Wednesday, August 06, 2014

A Workflow Wish List

In my day job, I evaluate content management systems (enterprise-grade systems, not light-duty blogware), and I get to see and touch a lot of so-called workflow systems. This is the part of the system that (for example) routes documents to people who can approve them (or not) before they're pushed out to a web site.

What I find is that almost all enterprise-grade content management systems have a workflow subsystem of some kind, but it's typically not well implemented. I understand the reason for this. Workflow, like so many things in life, is easy to do, hard to do well. It's hard to make a good workflow system. That's the bottom line.

Still, there are certain things I like to see. (If you're in the market for an enterprise-grade CMS, here's your checklist.)

1. A good visual designer. I like to be able to plop new activities down on a canvas, in arbitrary locations (and give them arbitrary names), and move them around, then draw links between them.

2. There should be a small number of easy-to-understand activity types.

3. I should be able to see what the input and output documents (including flow metadata) are for any given activity in the flow. Ideally, every activity should be capable of taking one or more XML documents in and spitting one or more XML documents out.

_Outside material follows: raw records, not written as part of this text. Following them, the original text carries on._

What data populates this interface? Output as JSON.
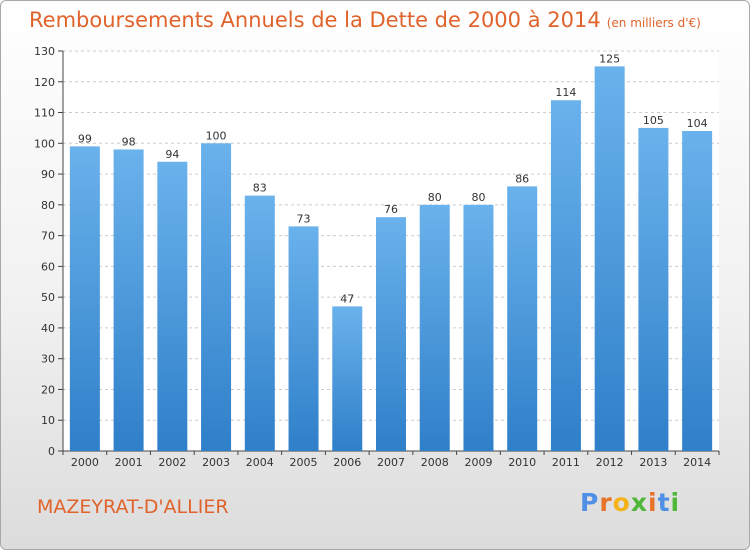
{
  "title": "Remboursements Annuels de la Dette de 2000 à 2014",
  "subtitle": "(en milliers d'€)",
  "commune": "MAZEYRAT-D'ALLIER",
  "logo": {
    "letters": [
      "P",
      "r",
      "o",
      "x",
      "i",
      "t",
      "i"
    ],
    "colors": [
      "#4f8fe6",
      "#e8742a",
      "#f3b318",
      "#4fb73a",
      "#e8742a",
      "#4f8fe6",
      "#4fb73a"
    ]
  },
  "colors": {
    "bar_top": "#6ab2ec",
    "bar_bottom": "#2f7fc9",
    "accent": "#e0632c",
    "grid": "#cccccc"
  },
  "chart_data": {
    "type": "bar",
    "title": "Remboursements Annuels de la Dette de 2000 à 2014",
    "subtitle": "(en milliers d'€)",
    "categories": [
      "2000",
      "2001",
      "2002",
      "2003",
      "2004",
      "2005",
      "2006",
      "2007",
      "2008",
      "2009",
      "2010",
      "2011",
      "2012",
      "2013",
      "2014"
    ],
    "values": [
      99,
      98,
      94,
      100,
      83,
      73,
      47,
      76,
      80,
      80,
      86,
      114,
      125,
      105,
      104
    ],
    "ylim": [
      0,
      130
    ],
    "yticks": [
      0,
      10,
      20,
      30,
      40,
      50,
      60,
      70,
      80,
      90,
      100,
      110,
      120,
      130
    ],
    "grid": true,
    "legend": "none"
  }
}
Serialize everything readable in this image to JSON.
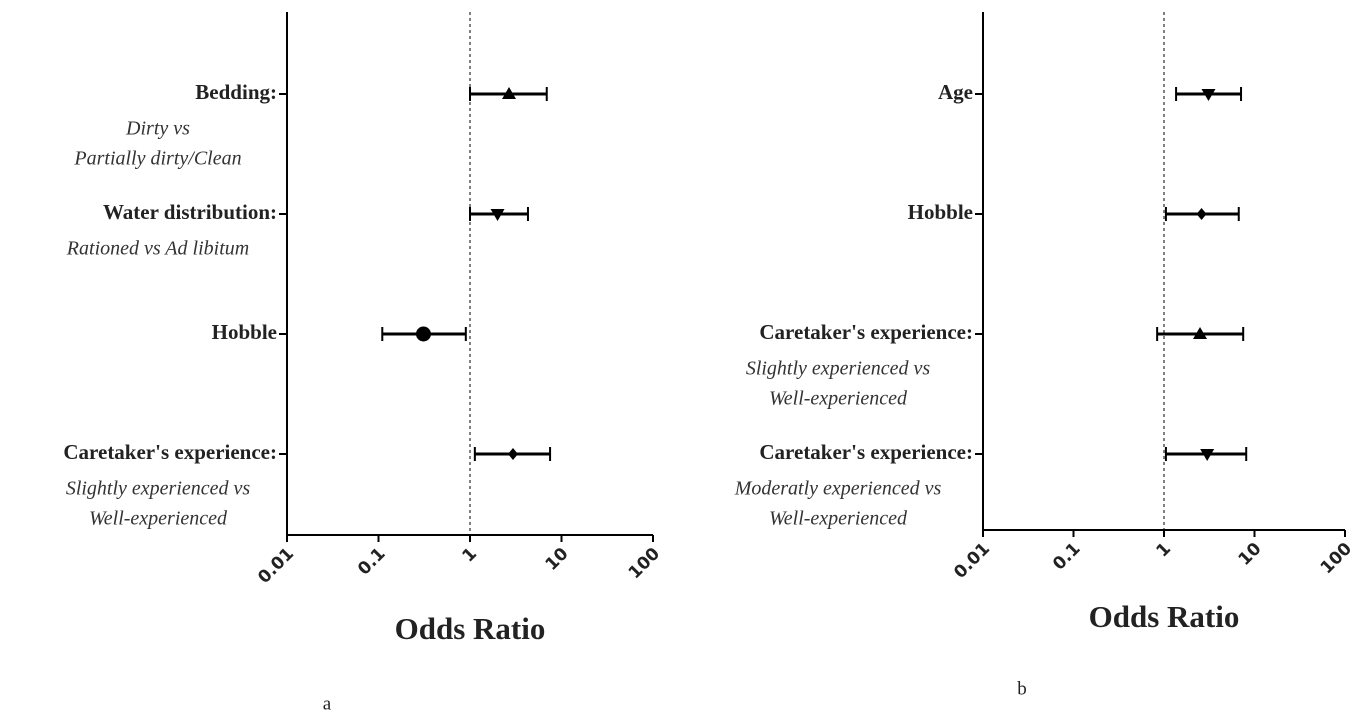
{
  "chart_data": [
    {
      "type": "forest",
      "xscale": "log",
      "xlim": [
        0.01,
        100
      ],
      "xticks": [
        0.01,
        0.1,
        1,
        10,
        100
      ],
      "refline": 1,
      "xlabel": "Odds Ratio",
      "caption": "a",
      "color": "#000000",
      "rows": [
        {
          "label": "Bedding:",
          "sublabel": [
            "Dirty vs",
            "Partially dirty/Clean"
          ],
          "value": 2.67,
          "lower": 1.0,
          "upper": 6.9,
          "marker": "triangle-up"
        },
        {
          "label": "Water distribution:",
          "sublabel": [
            "Rationed vs Ad libitum"
          ],
          "value": 2.0,
          "lower": 1.0,
          "upper": 4.3,
          "marker": "triangle-down"
        },
        {
          "label": "Hobble",
          "sublabel": [],
          "value": 0.31,
          "lower": 0.11,
          "upper": 0.9,
          "marker": "circle"
        },
        {
          "label": "Caretaker's experience:",
          "sublabel": [
            "Slightly experienced vs",
            "Well-experienced"
          ],
          "value": 2.95,
          "lower": 1.13,
          "upper": 7.5,
          "marker": "diamond"
        }
      ]
    },
    {
      "type": "forest",
      "xscale": "log",
      "xlim": [
        0.01,
        100
      ],
      "xticks": [
        0.01,
        0.1,
        1,
        10,
        100
      ],
      "refline": 1,
      "xlabel": "Odds Ratio",
      "caption": "b",
      "color": "#000000",
      "rows": [
        {
          "label": "Age",
          "sublabel": [],
          "value": 3.1,
          "lower": 1.36,
          "upper": 7.1,
          "marker": "triangle-down"
        },
        {
          "label": "Hobble",
          "sublabel": [],
          "value": 2.6,
          "lower": 1.05,
          "upper": 6.7,
          "marker": "diamond"
        },
        {
          "label": "Caretaker's experience:",
          "sublabel": [
            "Slightly experienced vs",
            "Well-experienced"
          ],
          "value": 2.5,
          "lower": 0.84,
          "upper": 7.5,
          "marker": "triangle-up"
        },
        {
          "label": "Caretaker's experience:",
          "sublabel": [
            "Moderatly experienced vs",
            "Well-experienced"
          ],
          "value": 3.0,
          "lower": 1.05,
          "upper": 8.1,
          "marker": "triangle-down"
        }
      ]
    }
  ]
}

4. I should be able to draw arrows backwards from any activity to an upstream activity. In other words, the system shouldn't just support acyclic graphs.

5. Each activity should support the notion of a timeout value.

6. Each activity should support the notion of a retry count.

7. Each activity should support the notion of a retry interval.

8. The visual designer should let me (through some kind of easy gesture, whether a mouse click, doubleclick, right-click, etc.) expose an editable property sheet for the activity, where I can inspect and set values like timeout and retry interval.

9. I should be able to specify a logging activity at each step of the flow. The more configurable the logging activity, the better.

10. I should be able to specify a fault handler for any given activity. Including a default fault handler.

11. There should be an easy facility in the GUI for attaching JavaScript logic to any step. (And please don't invent a new scripting language. Use something standard. That means JavaScript.) Ideally, each step in the flow will have event handlers to which I can attach my own scripts. Scripts should have access to any XML that travels with the flow.

12. Ideally (and I know this is a lot to ask), the design-time tool will have an animation capability (for testing workflows) so that I can do certain kinds of QA testing right in the design environment.

The real point of Item 12 is that it should be easy to test a workflow and debug it. Very seldom is this actually the case, even in systems costing $50,000.

In addition to the 12 items above, a system that really "goes the distance" will also have some way to delegate approval tasks.

If all workflow systems supported these features, my job would be easier, and (needless to say) so would the jobs of the people who buy and use these systems. And that's the real point.